Mario Girard
BioMedco, responsable des analyses qui ont démontré en début de semaine que l'eau des piscines de Montréal était de qualité douteuse, n'a pas tardé à réagir au rapport présenté hier par les autorités de la Ville, qui démontrent pour l'instant que la situation est beaucoup moins grave que ne le prétend le rapport de BioMedco.
« Ce sont deux études différentes, dit Drasko Pekovic, président de BioMedco. Pour ce qui est de la Ville de Montréal, il s'agit d'un contrôle de qualité qui a été effectué dans des piscines fermées et pendant une période froide. Nous, on a fait notre étude pendant une période de canicule et durant un fort achalandage. Ce n'est plus comparer des pommes et des oranges, c'est comparer des pommes et des pommes de terre. »
Pourtant, plus tôt cette semaine, Drasko Pekovic prétendait dans une entrevue accordée à la Première chaîne de Radio-Canada que « peu importe les conditions externes, on peut contrôler la flore microbienne ».
Condamné pour exercice illégal
Dans sa livraison d'hier, La Presse a écrit que BioMedco avait été poursuivie en 1998 par l'Ordre des chimistes du Québec pour exercice illégal de la profession. BioMedco signait des rapports d'analyse chimique alors qu'aucun professionnel reconnu par l'Ordre n'était au service de l'entreprise.
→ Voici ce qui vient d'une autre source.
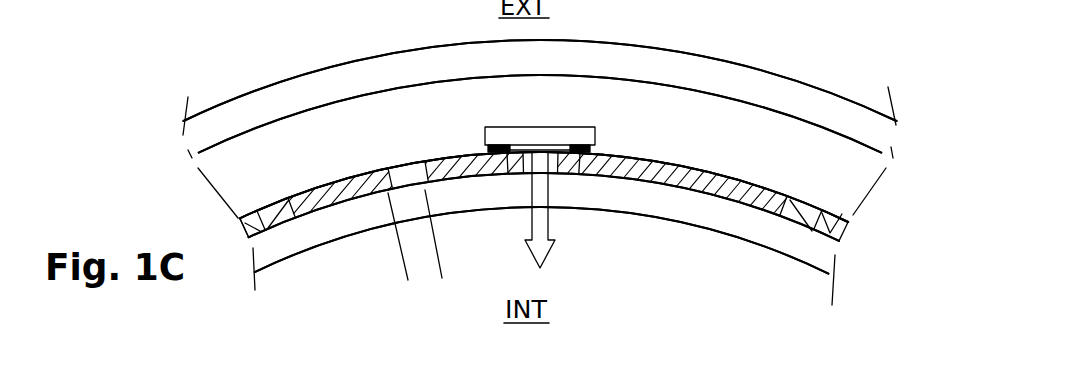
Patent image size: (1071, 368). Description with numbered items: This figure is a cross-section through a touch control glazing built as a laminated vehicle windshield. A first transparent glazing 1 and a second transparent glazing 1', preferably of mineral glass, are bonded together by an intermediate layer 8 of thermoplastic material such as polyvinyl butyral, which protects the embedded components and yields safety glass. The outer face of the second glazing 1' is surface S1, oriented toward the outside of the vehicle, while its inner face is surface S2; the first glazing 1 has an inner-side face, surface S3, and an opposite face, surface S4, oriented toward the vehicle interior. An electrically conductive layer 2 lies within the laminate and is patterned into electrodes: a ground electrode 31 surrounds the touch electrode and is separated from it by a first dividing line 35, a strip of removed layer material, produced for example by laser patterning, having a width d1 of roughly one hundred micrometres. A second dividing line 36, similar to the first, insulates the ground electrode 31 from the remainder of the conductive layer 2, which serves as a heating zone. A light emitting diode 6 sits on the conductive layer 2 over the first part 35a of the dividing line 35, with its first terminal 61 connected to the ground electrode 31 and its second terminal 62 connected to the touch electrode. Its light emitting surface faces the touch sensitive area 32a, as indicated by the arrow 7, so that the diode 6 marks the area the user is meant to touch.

The first transparent glazing 1 is at (514, 266).
The second transparent glazing 1' is at (509, 99).
The electrically conductive layer 2 is at (252, 228).
The light emitting diode 6 is at (518, 133).
The arrow 7 is at (550, 220).
The intermediate layer 8 is at (214, 170).
The ground electrode 31 is at (637, 168).
The touch sensitive area 32a is at (453, 163).
The first dividing line 35 is at (384, 182).
The first part of the dividing line 35a is at (540, 155).
The second dividing line 36 is at (279, 214).
The first terminal 61 is at (571, 152).
The second terminal 62 is at (503, 152).
The width of the first dividing line d1 is at (378, 282).
The surface S1 is at (797, 74).
The surface S2 is at (852, 147).
The surface S3 is at (790, 189).
The surface S4 is at (777, 255).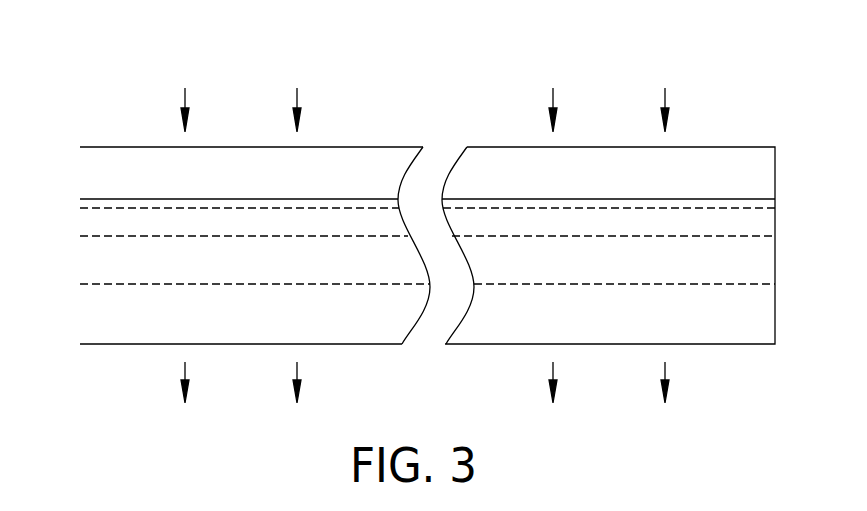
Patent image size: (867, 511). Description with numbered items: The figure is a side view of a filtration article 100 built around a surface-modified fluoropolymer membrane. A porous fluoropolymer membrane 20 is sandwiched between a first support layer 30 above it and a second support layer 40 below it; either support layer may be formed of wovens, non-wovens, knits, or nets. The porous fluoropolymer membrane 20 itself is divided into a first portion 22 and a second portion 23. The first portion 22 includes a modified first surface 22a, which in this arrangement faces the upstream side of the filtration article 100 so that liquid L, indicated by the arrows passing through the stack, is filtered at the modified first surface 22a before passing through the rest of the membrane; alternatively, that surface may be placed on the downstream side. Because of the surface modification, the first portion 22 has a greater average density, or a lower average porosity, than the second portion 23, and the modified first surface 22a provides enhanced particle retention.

The filtration article 100 is at (422, 225).
The first support layer 30 is at (777, 147).
The porous fluoropolymer membrane 20 is at (422, 204).
The first portion 22 is at (398, 180).
The modified first surface 22a is at (98, 204).
The second portion 23 is at (78, 236).
The second support layer 40 is at (777, 284).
Interrogé à ce sujet, Drasko Pekovic a déclaré qu'il jugeait «décevante » l'attitude de l'Ordre des chimistes. « Ils ont le pouvoir arbitraire de dire qui fait une analyse chimique et qui ne doit pas en faire. Leurs règlements ne stipulent pas du tout qu'est-ce qu'une analyse chimique. »
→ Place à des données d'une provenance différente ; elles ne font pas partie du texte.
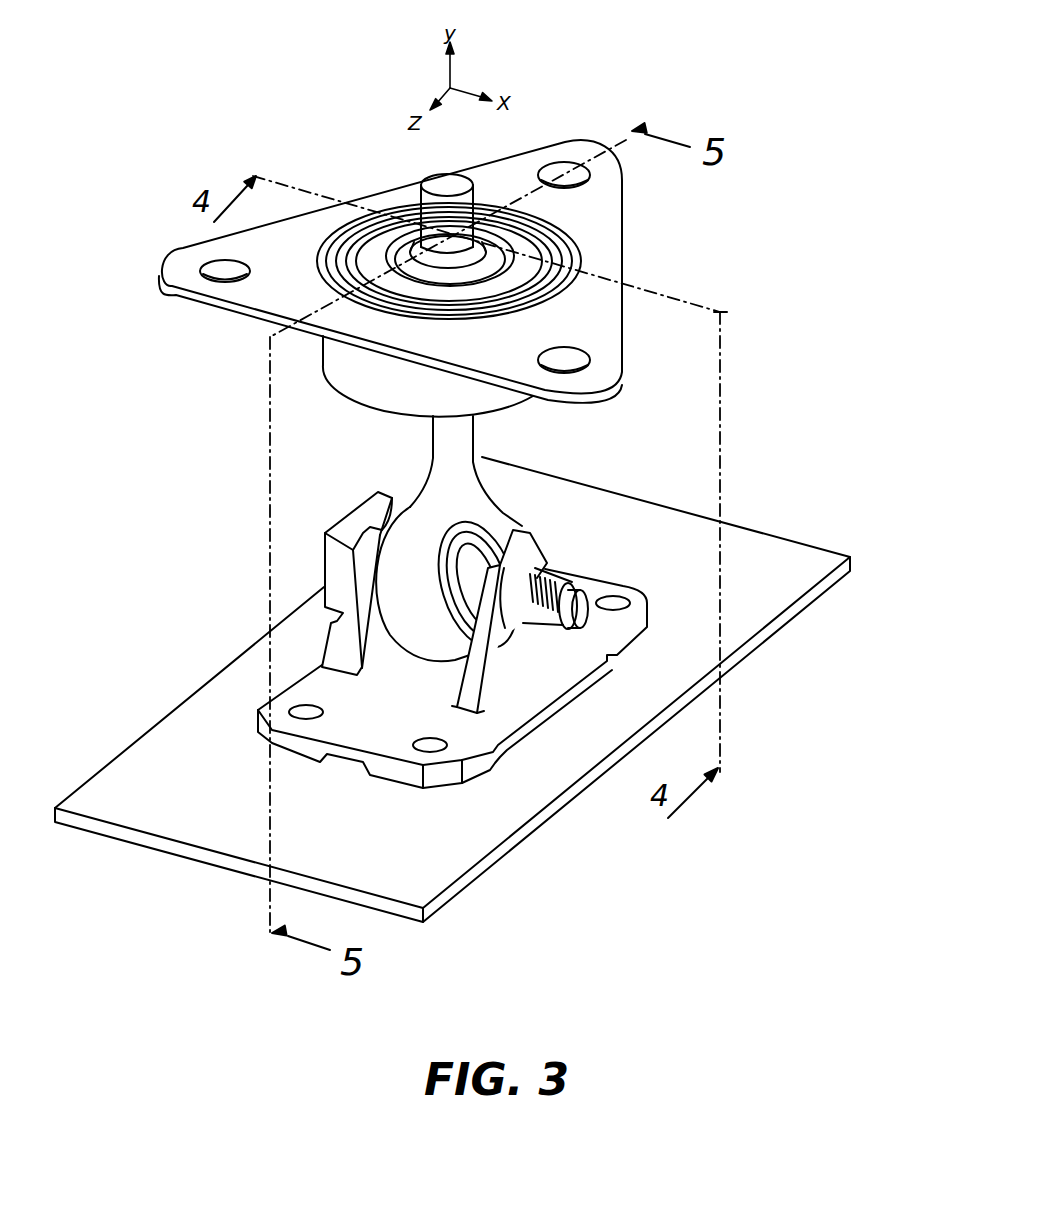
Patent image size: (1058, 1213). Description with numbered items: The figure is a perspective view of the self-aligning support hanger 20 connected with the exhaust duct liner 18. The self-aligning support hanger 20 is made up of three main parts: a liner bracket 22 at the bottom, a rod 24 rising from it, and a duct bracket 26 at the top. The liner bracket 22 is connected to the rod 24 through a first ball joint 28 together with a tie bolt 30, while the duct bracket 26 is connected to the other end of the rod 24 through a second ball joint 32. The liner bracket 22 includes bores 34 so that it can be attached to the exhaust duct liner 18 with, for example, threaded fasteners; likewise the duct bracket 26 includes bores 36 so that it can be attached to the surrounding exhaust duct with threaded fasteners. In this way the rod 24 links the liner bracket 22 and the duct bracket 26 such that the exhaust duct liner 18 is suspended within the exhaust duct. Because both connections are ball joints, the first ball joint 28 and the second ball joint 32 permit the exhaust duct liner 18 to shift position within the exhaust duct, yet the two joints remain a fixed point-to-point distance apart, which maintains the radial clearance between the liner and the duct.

The exhaust duct liner 18 is at (757, 618).
The self-aligning support hanger 20 is at (745, 183).
The liner bracket 22 is at (645, 600).
The rod 24 is at (478, 443).
The duct bracket 26 is at (600, 312).
The first ball joint 28 is at (438, 650).
The tie bolt 30 is at (590, 553).
The second ball joint 32 is at (548, 229).
The bores 34 is at (303, 715).
The bores 36 is at (223, 272).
Au moment des faits, une quarantaine de constats d'infraction au Code des professions avaient été adressés à M. Pekovic. Le président de BioMedco avait finalement reconnu sa culpabilité à 10 chefs d'accusation et accepté de verser 12 000$ à l'Ordre des chimiste. « J'avais le choix, commente M. Pekovic : poursuivre l'Ordre ou acheter la paix en payant cette amende. Mon avocat m'a conseillé d'acheter la paix. »
Le président de l'Ordre des chimistes, Martial Boivin, comprend que Drasko Pekovic se sente particulièrement visé mais croit que l'Ordre des chimistes a agi en toute bonne foi. « Quand l'Ordre dépose des plaintes ou des griefs, tout cela est déféré à un tribunal. Ce sont les juges qui tranchent. L'Ordre n'est absolument pas, dans ce cas-ci, juge et partie. »
Joint au téléphone, Dany Doucet, rédacteur en chef du Journal de Montréal, qui, avec Canoë, TVA et 24 heures, a commandé cette expertise à BioMedco a déclaré très bien connaître Drasko Pekovic et son laboratoire. « On fait affaire avec lui depuis environ cinq ans pour des reportages. C'est un scientifique érudit », a-t-il dit avant de reconnaître qu'il était déjà au courant des poursuites ayant visé Drasko Pekovic dans le passé.
Le président de BioMedco s'est aussi dit déçu des critiques reçues pour son travail dans cette analyse. Il a confié à La Presse qu'il réfléchit aux mesures qu'il entend prendre à l'égard de Radio-Canada.
Ce n'est pas la première fois que Drasko Pekovic a maille à partir avec la Société d'État. En 1990, il avait déposé une plainte au Conseil de presse contre l'émission radiophonique Tout compte fait qui avait diffusé de l'information « inexacte » et « citée hors contexte » dans le cadre d'une émission « sensationnaliste » traitant de tests de dépistage du sida. Le Conseil avait adressé un reproche à Radio-Canada et au journaliste responsable du reportage.